Kepolisian masih memburu Edy, sosok yang diduga menjadi aktor intelektual dari kehadiran ladang ganja ini. Edy disebutkan oleh para terdakwa di persidangan sebagai penyedia bibit dan yang menjanjikan upah menanam serta menampung hasil panennya. Edi juga yang mengarahkan di titik-titik mana saja ganja itu harus ditanam.
Dalam persidangan, saksi dari kepolisian mengungkap bahwa identitas Edy tidak ada dalam report di desa hingga kependudukan. Tetapi, diketahui bahwa Edy merupakan warga dari Desa Pusung Duwur. Keterangan soal Edy ini juga dikuatkan oleh Ngatika yang merupakan Kepala Dusun Pusung Duwur.
“Edy ini warga Dusun Pusung Duwur. Tapi memang KTP nya tidak ada,” ucapnya. Edi dinyatakan mulai menghilang sejak polisi menemukan ladang ganja tersebut. Kini, ia berstatus tersangka yang masih dalam pengejaran.
Keberadaan ladang ganja di Bromo tersebut kembali ramai pada awal Maret ini. Semua itu bermula dari sebuah video yang memperlihatkan seorang pria tengah menerbangkan drone. Video singkat tersebut disertai narasi bahwa penutupan aktivitas wisatawan serta pembatasan penggunaan drone di wilayah tersebut diduga sebaga upaya untuk menutupi adanya ladang ganja di kawasan wisata tersebut.

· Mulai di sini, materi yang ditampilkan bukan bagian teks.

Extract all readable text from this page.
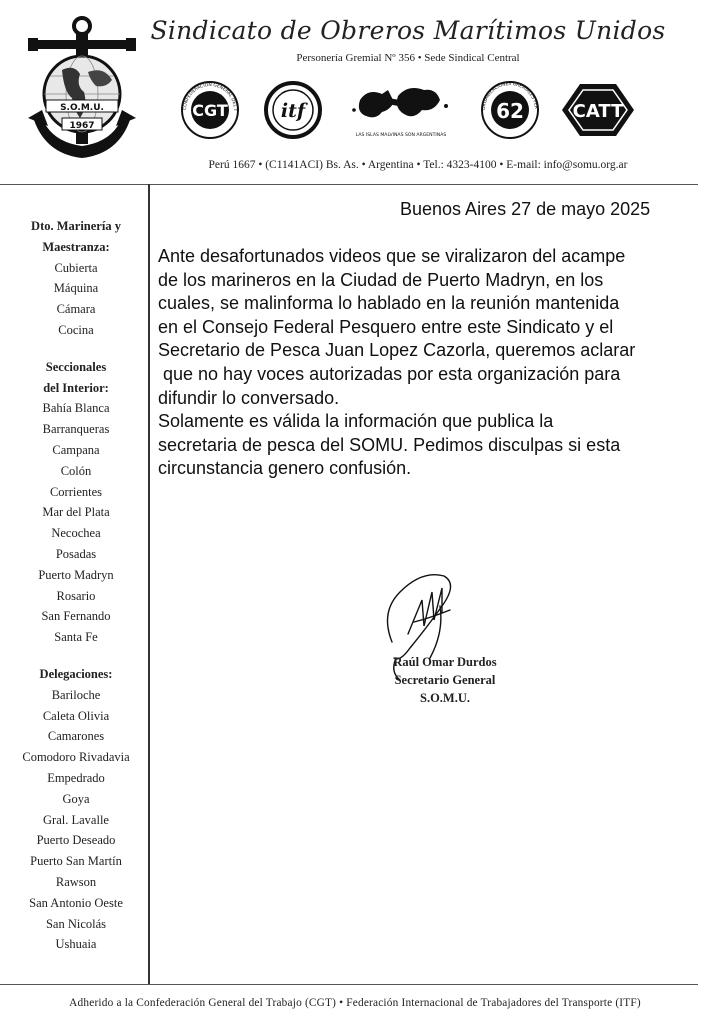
S.O.M.U.
1967
Sindicato de Obreros Marítimos Unidos
Personería Gremial Nº 356 • Sede Sindical Central
CONFEDERACION GENERAL DEL T
CGT	itf
LAS ISLAS MALVINAS SON ARGENTINAS
ORGANIZACIONES GREMIALES PER
62	CATT
Perú 1667 • (C1141ACI) Bs. As. • Argentina • Tel.: 4323-4100 • E-mail: info@somu.org.ar
Dto. Marinería y
Maestranza:
Cubierta
Máquina
Cámara
Cocina
Seccionales
del Interior:
Bahía Blanca
Barranqueras
Campana
Colón
Corrientes
Mar del Plata
Necochea
Posadas
Puerto Madryn
Rosario
San Fernando
Santa Fe
Delegaciones:
Bariloche
Caleta Olivia
Camarones
Comodoro Rivadavia
Empedrado
Goya
Gral. Lavalle
Puerto Deseado
Puerto San Martín
Rawson
San Antonio Oeste
San Nicolás
Ushuaia
Buenos Aires 27 de mayo 2025
Ante desafortunados videos que se viralizaron del acampe
de los marineros en la Ciudad de Puerto Madryn, en los
cuales, se malinforma lo hablado en la reunión mantenida
en el Consejo Federal Pesquero entre este Sindicato y el
Secretario de Pesca Juan Lopez Cazorla, queremos aclarar
que no hay voces autorizadas por esta organización para
difundir lo conversado.
Solamente es válida la información que publica la
secretaria de pesca del SOMU. Pedimos disculpas si esta
circunstancia genero confusión.
Raúl Omar Durdos
Secretario General
S.O.M.U.
Adherido a la Confederación General del Trabajo (CGT) • Federación Internacional de Trabajadores del Transporte (ITF)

Kementerian Kehutanan pun buka suara. Otoritas menegaskan bahwa pembatasan ini tidak ada hubungannya dengan penemuan ladang ganja di house tersebut. Drone tidak boleh sembarangan terbang karena memang legalitasnya diberlakukan sejak 2019 .
“Itu di Peraturan Pemerintah Nomor 36 Tahun 2024 memang ada tarif, sebetulnya memang ada hal-hal yang sifatnya komersil,” kata Direktur Jenderal Penegakan Hukum Kehutanan Dwi Januanto Nugroho pada Kamis 20 Maret 2025.
Hendrik Khoirul Muhid, Nandito Putra, David Priyasidarta, dan Kakak Indra Purnama berkontribusi dalam penulisan artikel ini.